In my show, Guy B is my friend's love interest, and I have a love interest of my own, let's call him Guy C. Well, for the last three months, my friend and Guy C have had a thing, which for him has been simply trying to figure out if he wants something more, but for her it's been rather a prelude to the relationship. The result of this has been that he is becoming upset because she's so emotionally attached, and she's upset because he's not being conclusive. On Saturday, they both decided that it's best if they part ways. So that night, after strike (which is when we tear down the set), they began talking at midnight. Keep in mind that I have a close relationship with the both of them, and have been giving them separate advice. Well, at 12:35, after talks that I'm sure covered everything about the relationship/friendship between them, as well as her eating disorder (we think), I drove him home. He was so confused, and she left in tears.
Following so far?
Today, Guy B texted me and told me that he was jealous of my friendship with Guy C because he didn't understand how the two of us have gotten so close over such a small space of time. Well, he's just overreacting and desperate. Pardon my bluntness.

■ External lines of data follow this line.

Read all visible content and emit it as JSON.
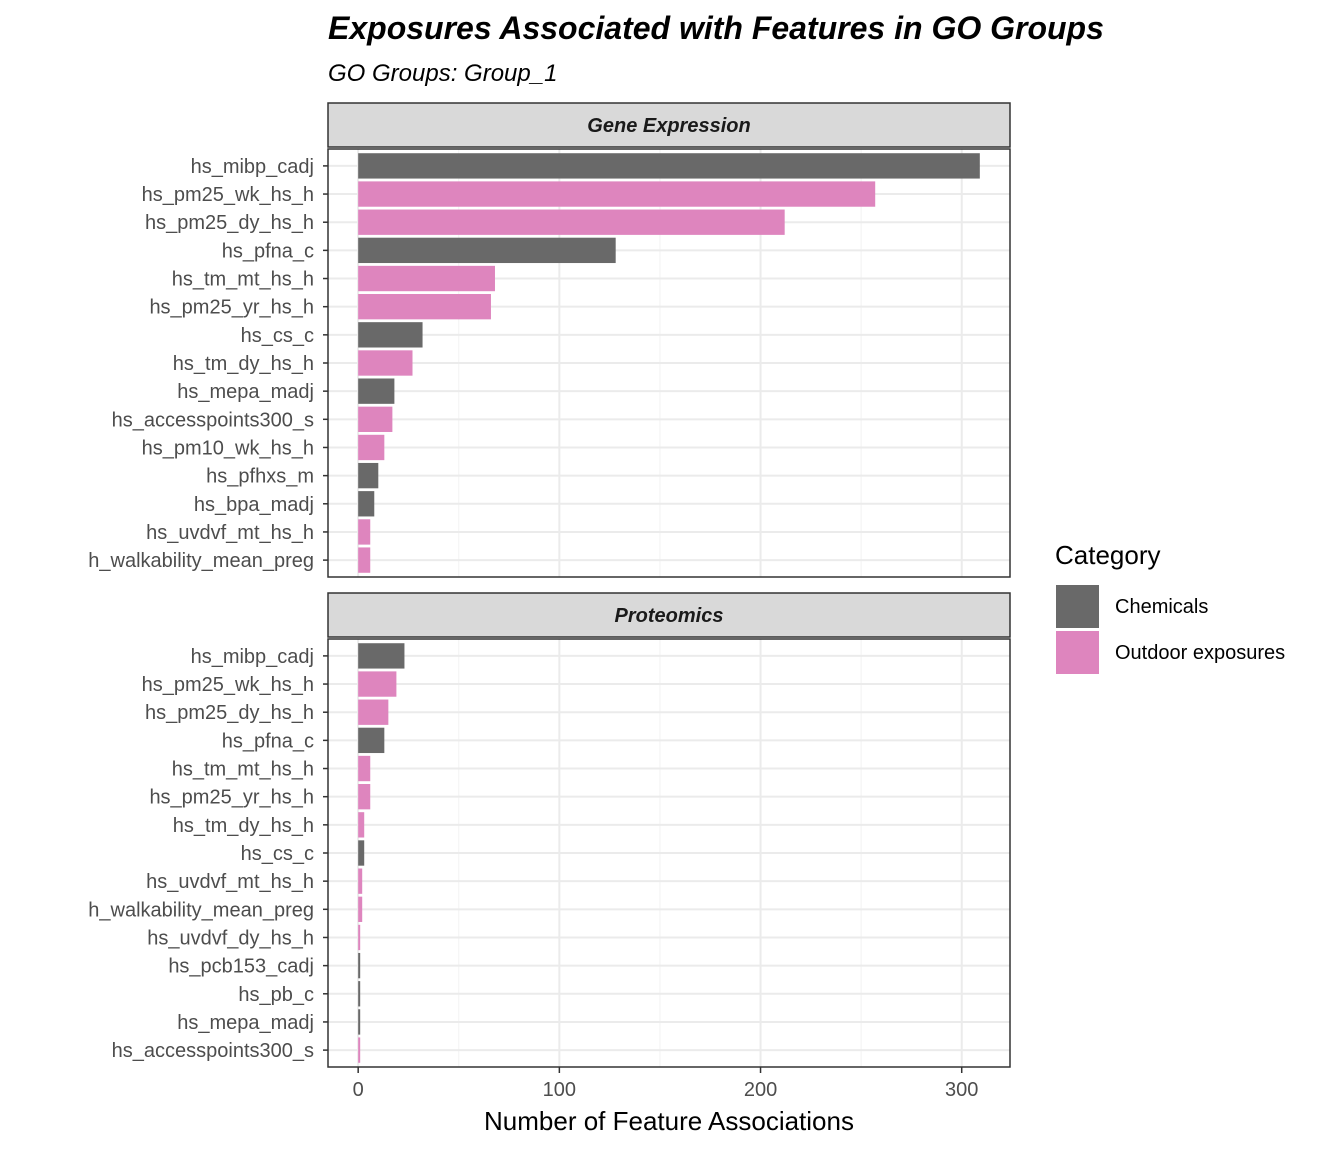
{
  "chart_data": {
    "type": "bar",
    "orientation": "horizontal",
    "title": "Exposures Associated with Features in GO Groups",
    "subtitle": "GO Groups: Group_1",
    "xlabel": "Number of Feature Associations",
    "ylabel": "",
    "xlim": [
      -15,
      324
    ],
    "xticks": [
      "0",
      "100",
      "200",
      "300"
    ],
    "xtick_values": [
      0,
      100,
      200,
      300
    ],
    "grid": true,
    "legend": {
      "title": "Category",
      "position": "right",
      "entries": [
        {
          "label": "Chemicals",
          "color": "#696969"
        },
        {
          "label": "Outdoor exposures",
          "color": "#de85be"
        }
      ]
    },
    "facets": [
      {
        "name": "Gene Expression",
        "categories": [
          "hs_mibp_cadj",
          "hs_pm25_wk_hs_h",
          "hs_pm25_dy_hs_h",
          "hs_pfna_c",
          "hs_tm_mt_hs_h",
          "hs_pm25_yr_hs_h",
          "hs_cs_c",
          "hs_tm_dy_hs_h",
          "hs_mepa_madj",
          "hs_accesspoints300_s",
          "hs_pm10_wk_hs_h",
          "hs_pfhxs_m",
          "hs_bpa_madj",
          "hs_uvdvf_mt_hs_h",
          "h_walkability_mean_preg"
        ],
        "values": [
          309,
          257,
          212,
          128,
          68,
          66,
          32,
          27,
          18,
          17,
          13,
          10,
          8,
          6,
          6
        ],
        "groups": [
          "Chemicals",
          "Outdoor exposures",
          "Outdoor exposures",
          "Chemicals",
          "Outdoor exposures",
          "Outdoor exposures",
          "Chemicals",
          "Outdoor exposures",
          "Chemicals",
          "Outdoor exposures",
          "Outdoor exposures",
          "Chemicals",
          "Chemicals",
          "Outdoor exposures",
          "Outdoor exposures"
        ]
      },
      {
        "name": "Proteomics",
        "categories": [
          "hs_mibp_cadj",
          "hs_pm25_wk_hs_h",
          "hs_pm25_dy_hs_h",
          "hs_pfna_c",
          "hs_tm_mt_hs_h",
          "hs_pm25_yr_hs_h",
          "hs_tm_dy_hs_h",
          "hs_cs_c",
          "hs_uvdvf_mt_hs_h",
          "h_walkability_mean_preg",
          "hs_uvdvf_dy_hs_h",
          "hs_pcb153_cadj",
          "hs_pb_c",
          "hs_mepa_madj",
          "hs_accesspoints300_s"
        ],
        "values": [
          23,
          19,
          15,
          13,
          6,
          6,
          3,
          3,
          2,
          2,
          1,
          1,
          1,
          1,
          1
        ],
        "groups": [
          "Chemicals",
          "Outdoor exposures",
          "Outdoor exposures",
          "Chemicals",
          "Outdoor exposures",
          "Outdoor exposures",
          "Outdoor exposures",
          "Chemicals",
          "Outdoor exposures",
          "Outdoor exposures",
          "Outdoor exposures",
          "Chemicals",
          "Chemicals",
          "Chemicals",
          "Outdoor exposures"
        ]
      }
    ]
  }
}
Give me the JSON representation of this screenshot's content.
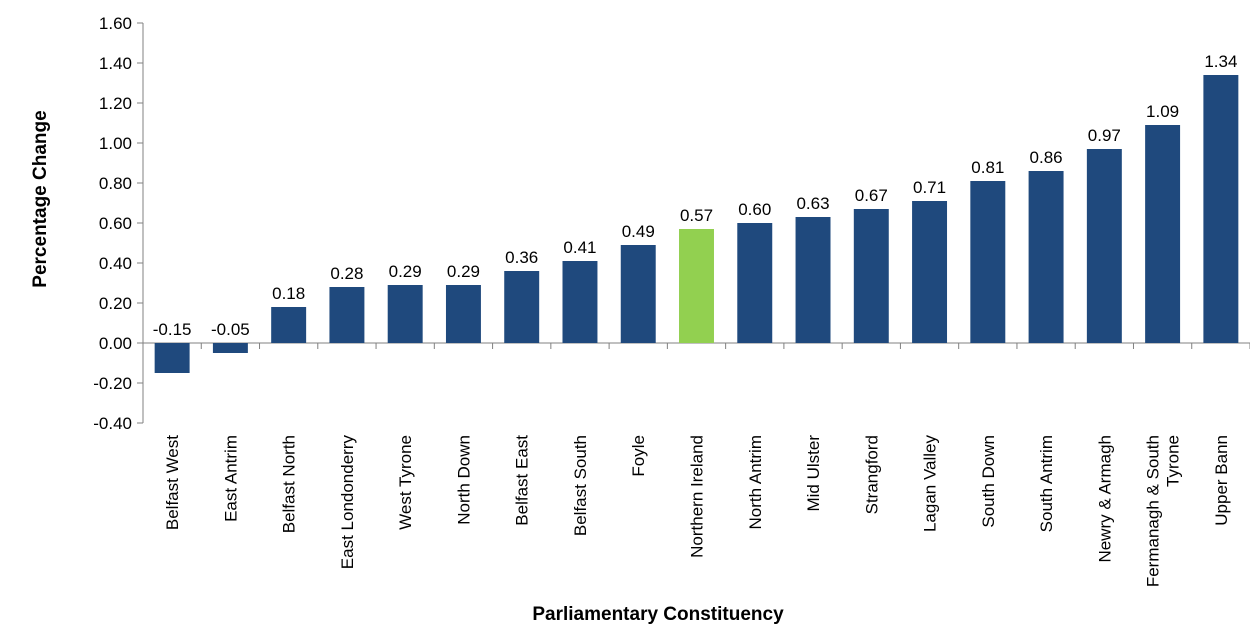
{
  "chart_data": {
    "type": "bar",
    "xlabel": "Parliamentary Constituency",
    "ylabel": "Percentage Change",
    "ylim": [
      -0.4,
      1.6
    ],
    "yticks": [
      "1.60",
      "1.40",
      "1.20",
      "1.00",
      "0.80",
      "0.60",
      "0.40",
      "0.20",
      "0.00",
      "-0.20",
      "-0.40"
    ],
    "categories": [
      [
        "Belfast West"
      ],
      [
        "East Antrim"
      ],
      [
        "Belfast North"
      ],
      [
        "East Londonderry"
      ],
      [
        "West Tyrone"
      ],
      [
        "North Down"
      ],
      [
        "Belfast East"
      ],
      [
        "Belfast South"
      ],
      [
        "Foyle"
      ],
      [
        "Northern Ireland"
      ],
      [
        "North Antrim"
      ],
      [
        "Mid Ulster"
      ],
      [
        "Strangford"
      ],
      [
        "Lagan Valley"
      ],
      [
        "South Down"
      ],
      [
        "South Antrim"
      ],
      [
        "Newry & Armagh"
      ],
      [
        "Fermanagh & South",
        "Tyrone"
      ],
      [
        "Upper Bann"
      ]
    ],
    "values": [
      -0.15,
      -0.05,
      0.18,
      0.28,
      0.29,
      0.29,
      0.36,
      0.41,
      0.49,
      0.57,
      0.6,
      0.63,
      0.67,
      0.71,
      0.81,
      0.86,
      0.97,
      1.09,
      1.34
    ],
    "value_labels": [
      "-0.15",
      "-0.05",
      "0.18",
      "0.28",
      "0.29",
      "0.29",
      "0.36",
      "0.41",
      "0.49",
      "0.57",
      "0.60",
      "0.63",
      "0.67",
      "0.71",
      "0.81",
      "0.86",
      "0.97",
      "1.09",
      "1.34"
    ],
    "highlight_category": "Northern Ireland",
    "colors": {
      "bar": "#1F497D",
      "highlight": "#92D050",
      "axis": "#808080"
    },
    "grid": false,
    "legend": "none"
  }
}
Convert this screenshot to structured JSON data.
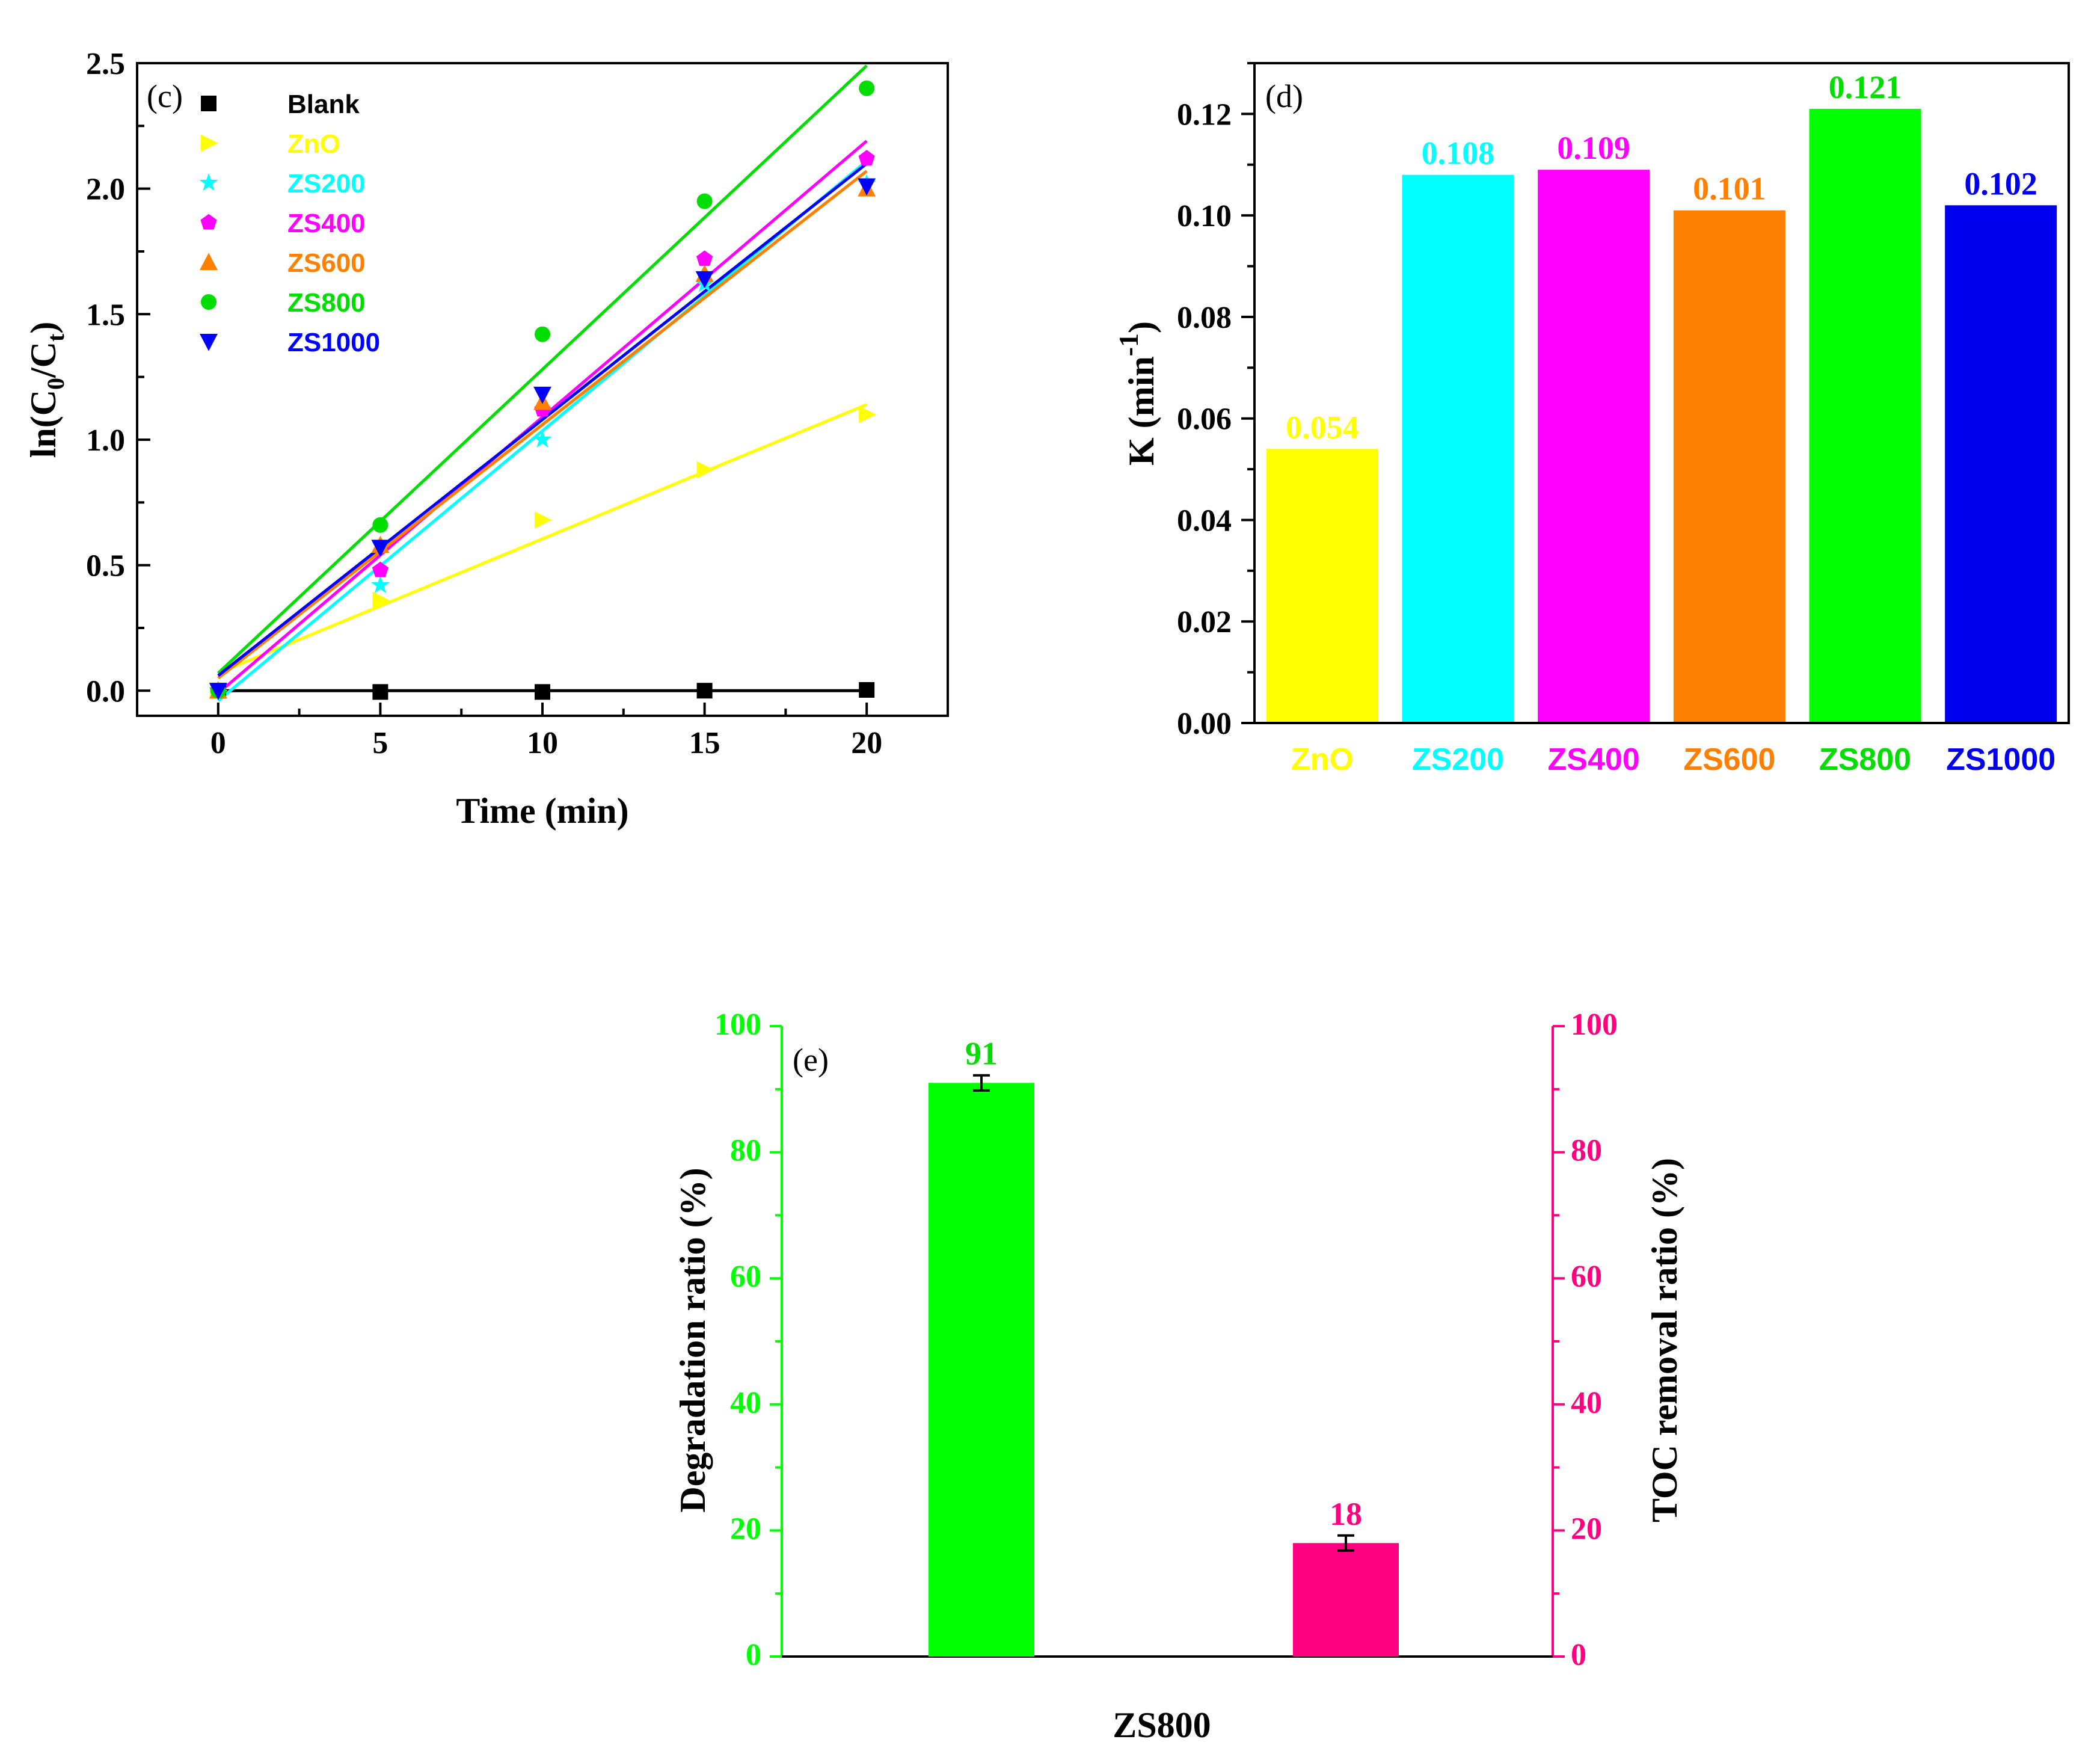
{
  "chart_data": [
    {
      "panel": "(c)",
      "type": "scatter",
      "xlabel": "Time (min)",
      "ylabel": "ln(C0/Ct)",
      "xlim": [
        -2.5,
        22.5
      ],
      "ylim": [
        -0.1,
        2.5
      ],
      "xticks": [
        "0",
        "5",
        "10",
        "15",
        "20"
      ],
      "yticks": [
        "0.0",
        "0.5",
        "1.0",
        "1.5",
        "2.0",
        "2.5"
      ],
      "x": [
        0,
        5,
        10,
        15,
        20
      ],
      "series": [
        {
          "name": "Blank",
          "color": "#000000",
          "marker": "square",
          "values": [
            0.0,
            -0.005,
            -0.005,
            0.0,
            0.003
          ],
          "fit": [
            0.0,
            0.0
          ]
        },
        {
          "name": "ZnO",
          "color": "#ffff00",
          "marker": "triangle-right",
          "values": [
            0.0,
            0.36,
            0.68,
            0.88,
            1.1
          ],
          "fit": [
            0.07,
            0.0535
          ]
        },
        {
          "name": "ZS200",
          "color": "#00ffff",
          "marker": "star",
          "values": [
            0.0,
            0.42,
            1.0,
            1.62,
            2.02
          ],
          "fit": [
            -0.04,
            0.1075
          ]
        },
        {
          "name": "ZS400",
          "color": "#ff00ff",
          "marker": "pentagon",
          "values": [
            0.0,
            0.48,
            1.12,
            1.72,
            2.12
          ],
          "fit": [
            -0.01,
            0.11
          ]
        },
        {
          "name": "ZS600",
          "color": "#ff7f00",
          "marker": "triangle-up",
          "values": [
            0.0,
            0.58,
            1.15,
            1.66,
            2.0
          ],
          "fit": [
            0.05,
            0.101
          ]
        },
        {
          "name": "ZS800",
          "color": "#00dd00",
          "marker": "circle",
          "values": [
            0.0,
            0.66,
            1.42,
            1.95,
            2.4
          ],
          "fit": [
            0.07,
            0.121
          ]
        },
        {
          "name": "ZS1000",
          "color": "#0000ff",
          "marker": "triangle-down",
          "values": [
            0.0,
            0.57,
            1.18,
            1.64,
            2.01
          ],
          "fit": [
            0.06,
            0.102
          ]
        }
      ]
    },
    {
      "panel": "(d)",
      "type": "bar",
      "ylabel": "K (min",
      "ylabel_sup": "-1",
      "ylabel_end": ")",
      "ylim": [
        0,
        0.13
      ],
      "yticks": [
        "0.00",
        "0.02",
        "0.04",
        "0.06",
        "0.08",
        "0.10",
        "0.12"
      ],
      "categories": [
        "ZnO",
        "ZS200",
        "ZS400",
        "ZS600",
        "ZS800",
        "ZS1000"
      ],
      "values": [
        0.054,
        0.108,
        0.109,
        0.101,
        0.121,
        0.102
      ],
      "value_labels": [
        "0.054",
        "0.108",
        "0.109",
        "0.101",
        "0.121",
        "0.102"
      ],
      "colors": [
        "#ffff00",
        "#00ffff",
        "#ff00ff",
        "#ff8000",
        "#00ff00",
        "#0000ee"
      ],
      "label_colors": [
        "#ffff00",
        "#00ffff",
        "#ff00ff",
        "#ff8000",
        "#00dd00",
        "#0000ee"
      ]
    },
    {
      "panel": "(e)",
      "type": "bar",
      "xlabel": "ZS800",
      "ylabel": "Degradation ratio (%)",
      "ylabel_right": "TOC removal ratio (%)",
      "ylim": [
        0,
        100
      ],
      "yticks": [
        "0",
        "20",
        "40",
        "60",
        "80",
        "100"
      ],
      "categories": [
        "Degradation ratio",
        "TOC removal ratio"
      ],
      "values": [
        91,
        18
      ],
      "errors": [
        1.2,
        1.2
      ],
      "value_labels": [
        "91",
        "18"
      ],
      "colors": [
        "#00ff00",
        "#ff0080"
      ],
      "axis_colors": {
        "left": "#00ff00",
        "right": "#ff0080"
      }
    }
  ]
}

Let's take a trip back through this show, focusing on the friendship between myself and Guy C. We knew each other when we did the callback together, but not that well. He and I, however, had amazing chemistry, so they cast us. From then on out the entire experience was just us goofing off, culminating in the last two weeks of us shamelessly friend-flirting. Throughout the entire process, we've been getting to be extremely close friends. I've talked him through a bunch of things, and he appreciates the fact that I think like a guy. He also appreciates that I don't take bullshit from him, and he doesn't take it from me either. A few nights ago, he decided to weigh the pros and cons of a hypothetical relationship between the two of us, which confessed a lot about his feelings. However, neither of us are exactly in a position to date right now, so we took it for what it was worth and got on with our lives. I don't think either of us really intended to entertain the idea. However, in a darkened corner on Saturday afternoon, his lips found mine. No idea what that means. But I value him immensely as a person, so I'm taking it for what it was and leaving it at that.
I reconciled things with my other ex boyfriend, and we even did a throwback to some of the insane things that we did when we dated. We've both moved on. It's wonderful, and the one thing that I have closure on. Fantastic.
Life has thrown me some curveballs. However, what's life without a little chaos?